Ahmed Al-Sara devient président par intérim de la Syrie

Le chef rebelle syrien, qui a chassé le président Bachar Al-Assad le mois dernier, a été nommé président par intérim du pays mercredi. Ahmad Al-Sahara, un rebelle autrefois lié à Al-Qaidan, est le chef du groupe, Hayat Tahir al-Sham (HTS), déclaré terroriste par les États-Unis, rapporte Radio Free Europe. Sa nomination [...]
Ahmad Al-Saharaa, un rebelle autrefois associé à Al-Qaidan, est le chef du groupe, Hayat Tahrir al-Sham (HTS), rapporté Radio libre Europe.
Sa nomination a eu lieu après que d'anciens dirigeants ont annulé la Constitution existante, disant qu'une nouvelle Constitution serait bientôt rédigée.
L'annonce a été faite par le porte-parole du secteur des opérations militaires de facto du nouveau gouvernement syrien, le colonel Hassan Abdul Ghani, l'agence de presse d'État SANA a déclaré.
Al-Sahara devait comparaître dans un discours télévisé après la réunion, mais il ne l'a pas fait immédiatement et il n'était pas clair s'il le ferait.
Le mécanisme exact selon lequel il a été élu président par intérim n'était pas aussi clair.
Al-Sahara, autrefois connu sous le nom d'Abu Mohammed Al-Jolan, a mené l'offensive éclair qui a fait tomber Assad début décembre.

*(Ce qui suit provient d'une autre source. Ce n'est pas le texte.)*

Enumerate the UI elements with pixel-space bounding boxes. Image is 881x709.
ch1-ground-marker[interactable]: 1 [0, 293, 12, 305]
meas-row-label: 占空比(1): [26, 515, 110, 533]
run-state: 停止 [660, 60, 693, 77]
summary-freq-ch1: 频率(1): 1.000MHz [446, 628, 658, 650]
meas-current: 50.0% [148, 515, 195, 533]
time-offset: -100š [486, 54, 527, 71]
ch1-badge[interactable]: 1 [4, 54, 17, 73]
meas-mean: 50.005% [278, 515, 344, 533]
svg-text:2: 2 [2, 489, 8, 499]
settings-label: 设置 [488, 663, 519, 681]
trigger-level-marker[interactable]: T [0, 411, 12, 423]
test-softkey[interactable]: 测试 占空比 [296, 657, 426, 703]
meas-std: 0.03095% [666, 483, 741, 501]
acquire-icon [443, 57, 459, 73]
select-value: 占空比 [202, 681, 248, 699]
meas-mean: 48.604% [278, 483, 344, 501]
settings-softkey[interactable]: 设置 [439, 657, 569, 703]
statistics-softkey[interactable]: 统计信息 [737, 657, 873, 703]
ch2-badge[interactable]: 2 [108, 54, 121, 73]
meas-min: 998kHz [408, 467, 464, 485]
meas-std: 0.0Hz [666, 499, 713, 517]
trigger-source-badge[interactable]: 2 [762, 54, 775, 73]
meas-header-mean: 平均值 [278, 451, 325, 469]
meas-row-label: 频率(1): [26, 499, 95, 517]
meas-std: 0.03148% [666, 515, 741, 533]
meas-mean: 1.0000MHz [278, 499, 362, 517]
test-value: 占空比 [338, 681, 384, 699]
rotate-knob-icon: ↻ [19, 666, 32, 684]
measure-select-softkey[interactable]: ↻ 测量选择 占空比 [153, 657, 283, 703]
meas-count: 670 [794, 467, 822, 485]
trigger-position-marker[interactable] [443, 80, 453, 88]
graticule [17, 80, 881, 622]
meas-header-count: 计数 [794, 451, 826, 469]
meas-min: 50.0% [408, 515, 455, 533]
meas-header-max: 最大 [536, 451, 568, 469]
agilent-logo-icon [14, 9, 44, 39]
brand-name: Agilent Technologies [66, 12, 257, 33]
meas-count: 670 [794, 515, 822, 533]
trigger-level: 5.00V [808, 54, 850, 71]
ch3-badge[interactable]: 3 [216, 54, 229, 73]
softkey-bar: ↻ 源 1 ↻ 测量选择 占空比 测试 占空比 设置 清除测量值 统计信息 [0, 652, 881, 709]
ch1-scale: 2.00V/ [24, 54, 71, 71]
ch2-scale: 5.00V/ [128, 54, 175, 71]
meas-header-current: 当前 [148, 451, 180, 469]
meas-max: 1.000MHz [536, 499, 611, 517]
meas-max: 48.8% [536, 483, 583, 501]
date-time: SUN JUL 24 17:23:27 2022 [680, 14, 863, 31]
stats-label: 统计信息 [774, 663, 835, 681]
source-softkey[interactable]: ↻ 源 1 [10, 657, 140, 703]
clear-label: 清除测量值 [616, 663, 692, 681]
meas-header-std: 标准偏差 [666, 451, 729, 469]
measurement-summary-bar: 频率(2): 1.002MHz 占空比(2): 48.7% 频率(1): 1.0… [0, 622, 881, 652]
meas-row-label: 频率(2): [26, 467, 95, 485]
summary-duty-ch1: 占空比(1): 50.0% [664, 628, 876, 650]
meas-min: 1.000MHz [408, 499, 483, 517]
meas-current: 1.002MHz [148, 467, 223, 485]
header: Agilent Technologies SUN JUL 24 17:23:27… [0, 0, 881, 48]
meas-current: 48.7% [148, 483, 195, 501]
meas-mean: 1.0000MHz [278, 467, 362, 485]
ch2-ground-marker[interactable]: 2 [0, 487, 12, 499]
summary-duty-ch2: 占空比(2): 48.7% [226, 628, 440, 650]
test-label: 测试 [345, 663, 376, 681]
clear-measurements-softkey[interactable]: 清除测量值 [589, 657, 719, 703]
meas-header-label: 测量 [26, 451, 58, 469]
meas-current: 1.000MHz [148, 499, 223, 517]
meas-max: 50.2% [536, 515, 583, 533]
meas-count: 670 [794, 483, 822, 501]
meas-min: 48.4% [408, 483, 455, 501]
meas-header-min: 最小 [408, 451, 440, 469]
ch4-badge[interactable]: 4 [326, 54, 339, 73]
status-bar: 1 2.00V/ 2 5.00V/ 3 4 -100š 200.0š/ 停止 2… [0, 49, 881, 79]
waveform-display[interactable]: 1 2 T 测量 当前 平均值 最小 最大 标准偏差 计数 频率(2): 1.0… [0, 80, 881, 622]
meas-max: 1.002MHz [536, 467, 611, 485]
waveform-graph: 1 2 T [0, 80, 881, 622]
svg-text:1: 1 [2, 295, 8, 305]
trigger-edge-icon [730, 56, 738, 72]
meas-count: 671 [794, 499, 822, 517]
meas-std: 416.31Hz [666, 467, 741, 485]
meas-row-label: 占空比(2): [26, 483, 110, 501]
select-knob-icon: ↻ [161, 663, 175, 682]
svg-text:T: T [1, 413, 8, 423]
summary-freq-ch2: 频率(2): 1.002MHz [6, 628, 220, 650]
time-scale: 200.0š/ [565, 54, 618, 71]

Une fois lié à Al-Qaïda, mais depuis, il a dénoncé ses liens antérieurs et ces dernières années, Al-Sahara s'est efforcé de se faire le champion du pluralisme et de la tolérance et a promis de protéger les droits des femmes et des minorités religieuses.
Les États-Unis avaient déjà établi une récompense de 10 millions de dollars pour Al-Sahara, mais l'ont annulée le mois dernier après qu'une délégation américaine se soit rendue à Damas et l'ait rencontrée.
Barbara Leaf, la diplomate américaine de premier plan pour le Moyen-Orient, a déclaré après la rencontre qu'Al-Saharaa était considéré comme “pramatique”.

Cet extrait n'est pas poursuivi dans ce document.